A chronological discography of the recordings by the City Deep Natives based on their WEA matrix numbers.

City Deep Natives, directed by P. Alexander, June 29th,1930
WEA 238    54971    Uyeza (A call to battle)
WEA 239    54972    Siyalwa (Song during battle)
WEA 240    54973    Ndando (Song after battle)
WEA 241    55013    Ndando (Song after battle)
WEA 242    55012    Etinjini Naka Amatonga (The Tongas are our Slaves)
WEA 243    NNOD    Hayi Wena Mamana Malanga La (Song of mourning after battle)
WEA 244    55007    Chinavana Wa Hlula Amatonga (Song of defeat of Tonga by Chinavana)
WEA 245    55008    Va Yi Poyilile (They Despise Us)
 

CITY DEEP NATIVES
UYEZA / NDANDO


recorded 1930-06-29
issued 1930
Regal
Columbia G. Co. EMI
made in UK
GR 15
matrix WEA 238
matrix WEA 240
78 rpm
first issue
source: Flatinternational / Kirby

TRACK LISTING

 

1.1Uyeza (A Call to Battle)

(traditional)

2.2Ndando (Song After Battle)

(traditional)

ARTISTS

 

CITY DEEP NATIVES - vocals, timbila
P. ALEXANDER - director

NOTES

 

I am amazed listening to this disc and I have often wondered what it must have been like for the recording engineer to hear these tracks for the first time in 1930. To my delight, I recently found a newspaper article that discusses what the Columbia recording experts heard that day. (For more detail check out the 'Liner Notes' section across.)

Though all recordings are credited to "City Deep Natives", there are at least two different performing groups over the four discs — a Chopi timbila group on GR 15 and 16 and a Shangaan vocal group on GR 17 and 18. "City Deep Natives" refers to various groups of artists associated with the City Deep mining company in Johannesburg. Many mines had performance groups that often competed in formal competitions organised by the mine (See Hugh Tracey's book African Dances of the Witwatersrand Gold Mines)

Ndando reminds me of Steve Reich's iconic Drumming composed, after a visit to Ghana, over 40 years later. And certainly a connection to the future polyrhythmic, electronic dance music of the 1990s is inescapable.

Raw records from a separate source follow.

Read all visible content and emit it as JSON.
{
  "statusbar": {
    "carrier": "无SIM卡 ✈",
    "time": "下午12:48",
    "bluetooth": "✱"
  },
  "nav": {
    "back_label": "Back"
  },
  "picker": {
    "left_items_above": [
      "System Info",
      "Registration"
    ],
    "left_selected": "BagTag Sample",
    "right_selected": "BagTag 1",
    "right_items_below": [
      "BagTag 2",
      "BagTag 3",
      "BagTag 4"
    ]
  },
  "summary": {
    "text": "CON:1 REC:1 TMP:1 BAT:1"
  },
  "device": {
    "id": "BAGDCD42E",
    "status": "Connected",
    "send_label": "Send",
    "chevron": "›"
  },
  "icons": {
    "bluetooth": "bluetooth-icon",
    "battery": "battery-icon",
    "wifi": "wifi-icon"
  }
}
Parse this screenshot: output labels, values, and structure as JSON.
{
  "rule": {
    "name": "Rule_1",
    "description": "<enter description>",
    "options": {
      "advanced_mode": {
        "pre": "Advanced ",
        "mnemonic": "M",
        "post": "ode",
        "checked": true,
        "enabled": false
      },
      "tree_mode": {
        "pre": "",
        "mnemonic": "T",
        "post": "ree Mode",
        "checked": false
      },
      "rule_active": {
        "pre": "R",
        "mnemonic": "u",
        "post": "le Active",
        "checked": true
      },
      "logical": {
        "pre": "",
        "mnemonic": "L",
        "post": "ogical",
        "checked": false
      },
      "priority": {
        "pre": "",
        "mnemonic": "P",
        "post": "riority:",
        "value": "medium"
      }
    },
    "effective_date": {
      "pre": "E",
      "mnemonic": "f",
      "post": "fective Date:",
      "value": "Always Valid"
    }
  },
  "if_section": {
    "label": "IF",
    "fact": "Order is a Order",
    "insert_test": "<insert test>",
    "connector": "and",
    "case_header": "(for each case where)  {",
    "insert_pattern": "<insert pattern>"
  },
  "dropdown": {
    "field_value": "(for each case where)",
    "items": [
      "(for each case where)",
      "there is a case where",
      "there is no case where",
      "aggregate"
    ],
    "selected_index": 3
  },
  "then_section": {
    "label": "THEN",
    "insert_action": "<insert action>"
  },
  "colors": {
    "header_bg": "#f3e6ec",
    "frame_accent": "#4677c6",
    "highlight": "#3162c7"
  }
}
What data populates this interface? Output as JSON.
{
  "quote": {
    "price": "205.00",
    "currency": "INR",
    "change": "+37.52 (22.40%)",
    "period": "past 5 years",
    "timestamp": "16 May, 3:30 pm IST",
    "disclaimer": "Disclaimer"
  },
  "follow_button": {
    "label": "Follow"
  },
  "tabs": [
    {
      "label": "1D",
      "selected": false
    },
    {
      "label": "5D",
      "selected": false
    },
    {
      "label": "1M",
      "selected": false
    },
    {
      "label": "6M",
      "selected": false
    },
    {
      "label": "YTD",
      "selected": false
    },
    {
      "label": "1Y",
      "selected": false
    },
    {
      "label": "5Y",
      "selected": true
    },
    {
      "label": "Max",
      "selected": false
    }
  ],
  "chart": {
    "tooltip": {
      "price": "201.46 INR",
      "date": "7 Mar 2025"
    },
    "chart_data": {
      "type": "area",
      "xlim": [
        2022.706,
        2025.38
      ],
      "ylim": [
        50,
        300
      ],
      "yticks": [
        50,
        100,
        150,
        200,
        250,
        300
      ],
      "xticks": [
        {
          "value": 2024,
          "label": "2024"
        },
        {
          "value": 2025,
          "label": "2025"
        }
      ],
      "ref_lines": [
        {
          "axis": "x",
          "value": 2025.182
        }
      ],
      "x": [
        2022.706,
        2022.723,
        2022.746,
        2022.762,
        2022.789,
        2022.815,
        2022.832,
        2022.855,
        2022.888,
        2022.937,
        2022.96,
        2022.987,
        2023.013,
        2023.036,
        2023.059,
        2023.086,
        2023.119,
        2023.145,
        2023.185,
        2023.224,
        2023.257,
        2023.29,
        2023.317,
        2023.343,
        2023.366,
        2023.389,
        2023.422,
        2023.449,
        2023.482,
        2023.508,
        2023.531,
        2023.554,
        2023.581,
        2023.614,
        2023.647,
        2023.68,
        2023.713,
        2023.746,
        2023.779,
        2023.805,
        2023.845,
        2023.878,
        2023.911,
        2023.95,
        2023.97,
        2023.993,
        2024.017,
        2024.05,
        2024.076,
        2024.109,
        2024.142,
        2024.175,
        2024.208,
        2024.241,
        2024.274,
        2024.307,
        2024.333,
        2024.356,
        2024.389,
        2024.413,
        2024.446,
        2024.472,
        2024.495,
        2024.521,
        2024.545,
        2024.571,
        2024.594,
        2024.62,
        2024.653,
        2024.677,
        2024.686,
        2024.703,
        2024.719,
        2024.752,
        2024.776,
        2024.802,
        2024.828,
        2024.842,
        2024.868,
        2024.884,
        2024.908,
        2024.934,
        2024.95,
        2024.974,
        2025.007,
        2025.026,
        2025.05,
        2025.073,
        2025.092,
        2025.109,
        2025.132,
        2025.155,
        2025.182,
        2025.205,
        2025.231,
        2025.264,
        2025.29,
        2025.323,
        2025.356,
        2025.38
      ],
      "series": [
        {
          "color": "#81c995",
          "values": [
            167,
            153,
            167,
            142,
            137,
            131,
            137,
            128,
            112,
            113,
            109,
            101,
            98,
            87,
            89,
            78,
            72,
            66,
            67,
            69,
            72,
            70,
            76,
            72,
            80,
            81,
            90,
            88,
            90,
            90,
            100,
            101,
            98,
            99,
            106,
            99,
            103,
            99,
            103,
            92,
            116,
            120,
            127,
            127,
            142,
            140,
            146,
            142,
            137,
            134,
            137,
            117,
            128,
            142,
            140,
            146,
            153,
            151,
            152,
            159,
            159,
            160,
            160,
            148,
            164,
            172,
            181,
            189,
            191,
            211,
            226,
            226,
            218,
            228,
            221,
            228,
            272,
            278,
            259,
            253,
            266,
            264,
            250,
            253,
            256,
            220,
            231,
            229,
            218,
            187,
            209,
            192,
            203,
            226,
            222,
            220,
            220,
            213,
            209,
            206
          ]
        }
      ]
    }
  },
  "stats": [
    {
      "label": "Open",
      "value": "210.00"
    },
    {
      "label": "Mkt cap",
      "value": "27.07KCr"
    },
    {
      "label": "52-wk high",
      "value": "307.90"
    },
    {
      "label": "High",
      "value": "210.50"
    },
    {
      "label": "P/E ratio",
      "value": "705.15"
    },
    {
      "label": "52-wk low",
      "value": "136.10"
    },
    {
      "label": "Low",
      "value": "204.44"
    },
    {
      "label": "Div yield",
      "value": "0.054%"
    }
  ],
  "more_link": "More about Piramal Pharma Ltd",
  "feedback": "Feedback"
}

Even the crack in the disc makes a notable contribution to the complex rhythm.

The first track, Uyeza, seems to have been recorded strangely — starting quite fast but then mechanically slowing down in such a way that I think this might have been a technical issue rather than the 'true' recording.

This particular record was part of a personal collection of 78 rpms that were owned by ethnomusicologist Percival Kirby who, interestingly, was present at the performance. To be sure, Kirby made hand-written notes on many of the labels, for example here on the B-side. At some point the discs were acquired by, Johannesburg collector, Warren Siebrits who subsequently passed them onto the Flat International archive.

Many thanks to Warren Siebrits for leading me to this record!